Лошади ступали по жесткому булыжнику, как деревянные манекены. Даже верховые кони, которым разведчики и командиры старались давать отдых, делая по нескольку километров пешком, отказывались двигаться, и их нужно было понукать нагайкой и криком.
Ликующее серебро раннего солнца еще омывалось в розовых прудах зари, когда лес расступился перед дивизионом и вправо от шоссе отделилась укатанная, мягкая, местами песчаная дорога.
Она вела на восток на легкие зеленые холмы, она уводила от фронта, она открывала путь к спасению!
Казалось, на перекрестке не было ни души. Весенний пар едва заметно курился над краем болота. С холмов, как бы спеша к огромному мохнатому лесу, сбегали рощи, укутанные в первую, яркую, еще неуверенную зелень. Казалось, даже лошади поняли, что приближается конец испытания, и шаг их стал крепче и эластичнее.

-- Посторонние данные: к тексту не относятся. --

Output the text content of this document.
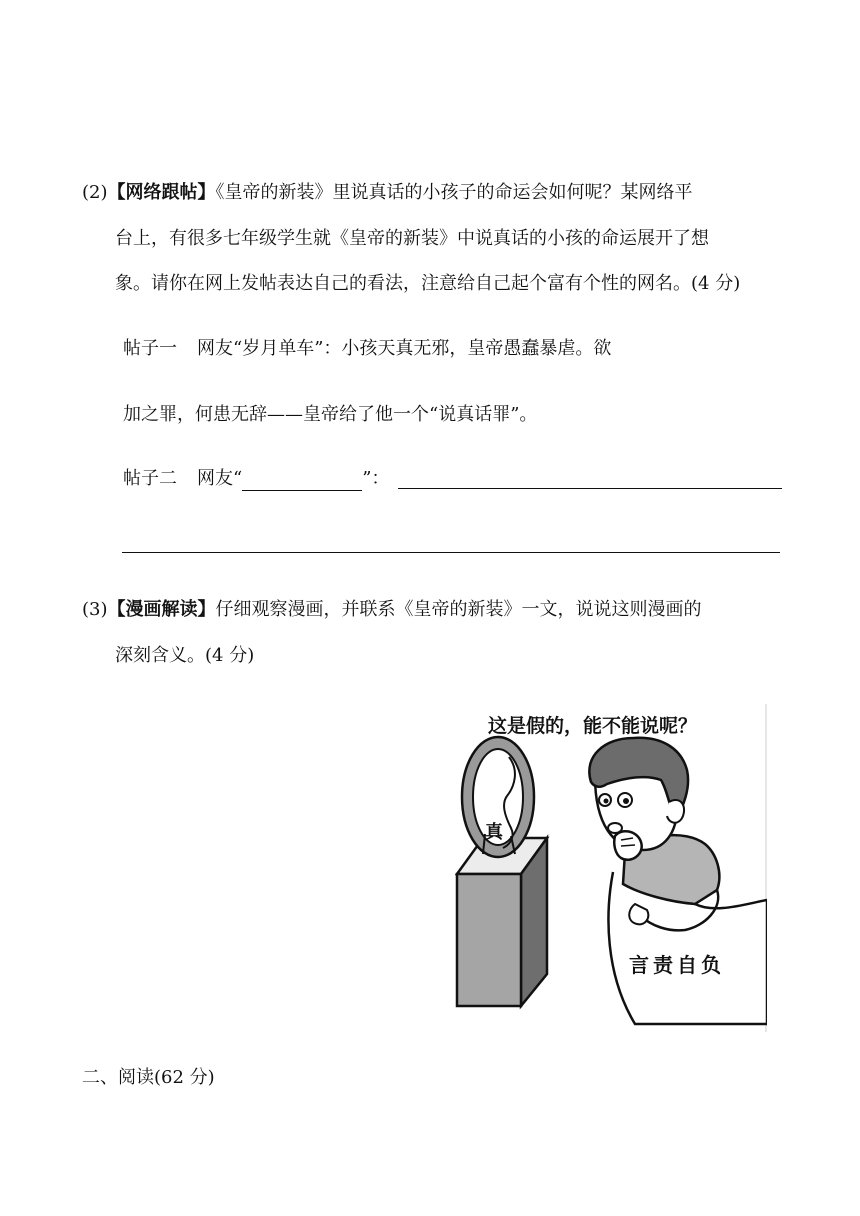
(2)【网络跟帖】《皇帝的新装》里说真话的小孩子的命运会如何呢？某网络平
台上，有很多七年级学生就《皇帝的新装》中说真话的小孩的命运展开了想
象。请你在网上发帖表达自己的看法，注意给自己起个富有个性的网名。(4 分)
帖子一 网友“岁月单车”：小孩天真无邪，皇帝愚蠢暴虐。欲
加之罪，何患无辞——皇帝给了他一个“说真话罪”。
帖子二 网友“	”：
(3)【漫画解读】仔细观察漫画，并联系《皇帝的新装》一文，说说这则漫画的
深刻含义。(4 分)
这是假的，能不能说呢？
真
言责自负
二、阅读(62 分)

Командиры стояли на перекрестке, пропуская упряжки мимо. Орудия медлительно, с паузами живых существ, спускались с шоссе, и кони с величайшими усилиями начинали взбираться на узкий песчаный подъем.
Воробьев кусал пересохшие на ветру губы. Эти холмы, это пустынное незапаханное поле опять соединяет его со стихией, которой он отдал всю ненависть, как первой девушке отдают всю нежность. Он попытался бы ускакать в этот лес. Один — конь, конечно, падет — он бродил бы, как зверь, голодный, истерзанный, но он пришел бы в конце концов к своим.
Но в лесу задержались разведчики и пехотинцы, готовые отстреливаться от пулеметов противника. Они преградили последний путь.
В этот момент — как будто на его отчаянный, последний, как Ронсевальский рог, призыв — из лесу ответили пулеметы. Их было несколько. Это уже был не пикет. Это была настоящая опасность.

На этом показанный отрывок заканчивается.